Pour 2017, cinq millions d’euros ont été mis sur la table par l’État (soit plus de 50 % du financement), sans compter les concours annoncés de l’Association de gestion du fonds pour l’insertion des personnes handicapées (Agefiph) et de son homologue pour la fonction publique, le FIPHFP. De quoi accompagner… 1 500 personnes, chiffre le gouvernement réaliste. Cette maigre mise de départ ne sera pas sans conséquence sur le contenu des futurs appels à candidatures lancés par les agences régionales de santé (ARS), en lien avec les directions régionales des entreprises, de la concurrence, de la consommation, du travail et de l'emploi (Direccte). « Se limiteront-elles dans un premier temps à certains publics, voire à quelques territoires ?, s’interroge Isabelle Merian. Commenceront-elles par financer les opérateurs existants ? Tout est possible. » Une dernière option susceptible de jouer en faveur de certains acteurs historiques, qui se savent « hors des clous » du cahier des charges national. « Je veux croire que ce n’est qu’une première étape, se rassure Céline Aimetti. Une chose est sûre : plus nous serons nombreux à ne pas rentrer dans les cases, plus il y a de chances que le cadre évolue. »

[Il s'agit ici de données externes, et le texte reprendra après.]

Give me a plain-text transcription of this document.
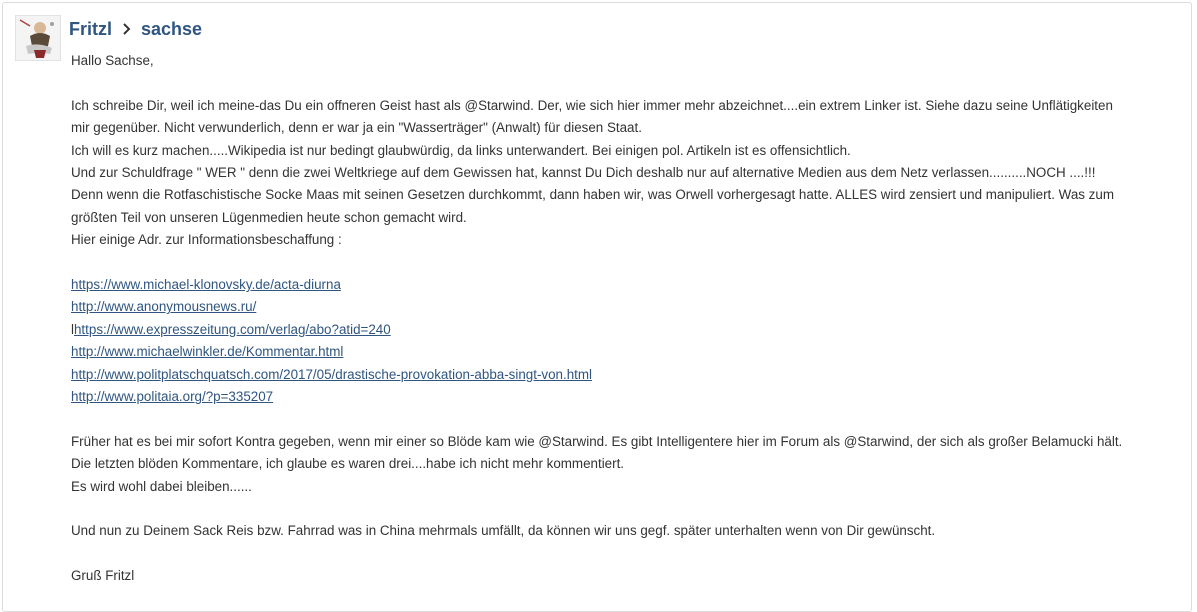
Fritzl sachse
Hallo Sachse,
Ich schreibe Dir, weil ich meine-das Du ein offneren Geist hast als @Starwind. Der, wie sich hier immer mehr abzeichnet....ein extrem Linker ist. Siehe dazu seine Unflätigkeiten
mir gegenüber. Nicht verwunderlich, denn er war ja ein "Wasserträger" (Anwalt) für diesen Staat.
Ich will es kurz machen.....Wikipedia ist nur bedingt glaubwürdig, da links unterwandert. Bei einigen pol. Artikeln ist es offensichtlich.
Und zur Schuldfrage " WER " denn die zwei Weltkriege auf dem Gewissen hat, kannst Du Dich deshalb nur auf alternative Medien aus dem Netz verlassen..........NOCH ....!!!
Denn wenn die Rotfaschistische Socke Maas mit seinen Gesetzen durchkommt, dann haben wir, was Orwell vorhergesagt hatte. ALLES wird zensiert und manipuliert. Was zum
größten Teil von unseren Lügenmedien heute schon gemacht wird.
Hier einige Adr. zur Informationsbeschaffung :
https://www.michael-klonovsky.de/acta-diurna
http://www.anonymousnews.ru/
lhttps://www.expresszeitung.com/verlag/abo?atid=240
http://www.michaelwinkler.de/Kommentar.html
http://www.politplatschquatsch.com/2017/05/drastische-provokation-abba-singt-von.html
http://www.politaia.org/?p=335207
Früher hat es bei mir sofort Kontra gegeben, wenn mir einer so Blöde kam wie @Starwind. Es gibt Intelligentere hier im Forum als @Starwind, der sich als großer Belamucki hält.
Die letzten blöden Kommentare, ich glaube es waren drei....habe ich nicht mehr kommentiert.
Es wird wohl dabei bleiben......
Und nun zu Deinem Sack Reis bzw. Fahrrad was in China mehrmals umfällt, da können wir uns gegf. später unterhalten wenn von Dir gewünscht.
Gruß Fritzl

[1] Décret n° 2016-1899 du 27 décembre 2016
[2] Sous réserve notamment d’avoir passé une convention avec le service public de l’emploi.
[3] « Étude d’opportunité sur l’emploi accompagné », réalisée par le GPS Emploi, 2014
[4] « Dynamiser l'emploi des personnes handicapées en milieu ordinaire », rapport d'Annie Le Houerou, Assemblée nationale, 2014
[5] Lire Direction[s] n° 127, p. 20
Gladys Lepasteur
« Une souplesse à conserver »
Angélique Michard, job coach, association Messidor Loire
« Contrairement à un accompagnement classique, nous disposons de temps pour rester concentrés sur la personne : le suivi a été adapté à cet effet. Pour cela, j’ai un maximum de 25 dossiers, là où un professionnel de Cap emploi peut en compter 150 à 200. C’est d’autant plus déterminant que le job coaching repose d’abord sur l’empowerment : la personne, qui souvent n’ose plus espérer ni même rêver un avenir professionnel, doit rester actrice. Notre indispensable proximité se double d’une grande disponibilité pour pouvoir assurer les entretiens hebdomadaires, effectuer ensemble (y compris physiquement) le démarchage des entreprises, mais aussi pour répondre aux urgences éventuelles. Désormais cadré, le dispositif d’emploi accompagné doit conserver cette souplesse, sans imposer une lourdeur administrative préjudiciable. »
Repères
- 8,4 %. C'est le pourcentage des personnes handicapées parmi les demandeurs d'emploi. Elles présentent toujours des difficultés particulières d’insertion (âge élevé, plus faible niveau de formation…). (Source : Agefiph)
- Les résultats des expérimentations menées dans le cadre du GPS Emploi sont attendus en février, indique la CNSA.
- 5 millions d’euros. C'est la somme allouée en 2017 par l’État au dispositif et qui, complétée par l’Agefiph et le FIPHFP, permettra l’accompagnement de 1500 bénéficiaires.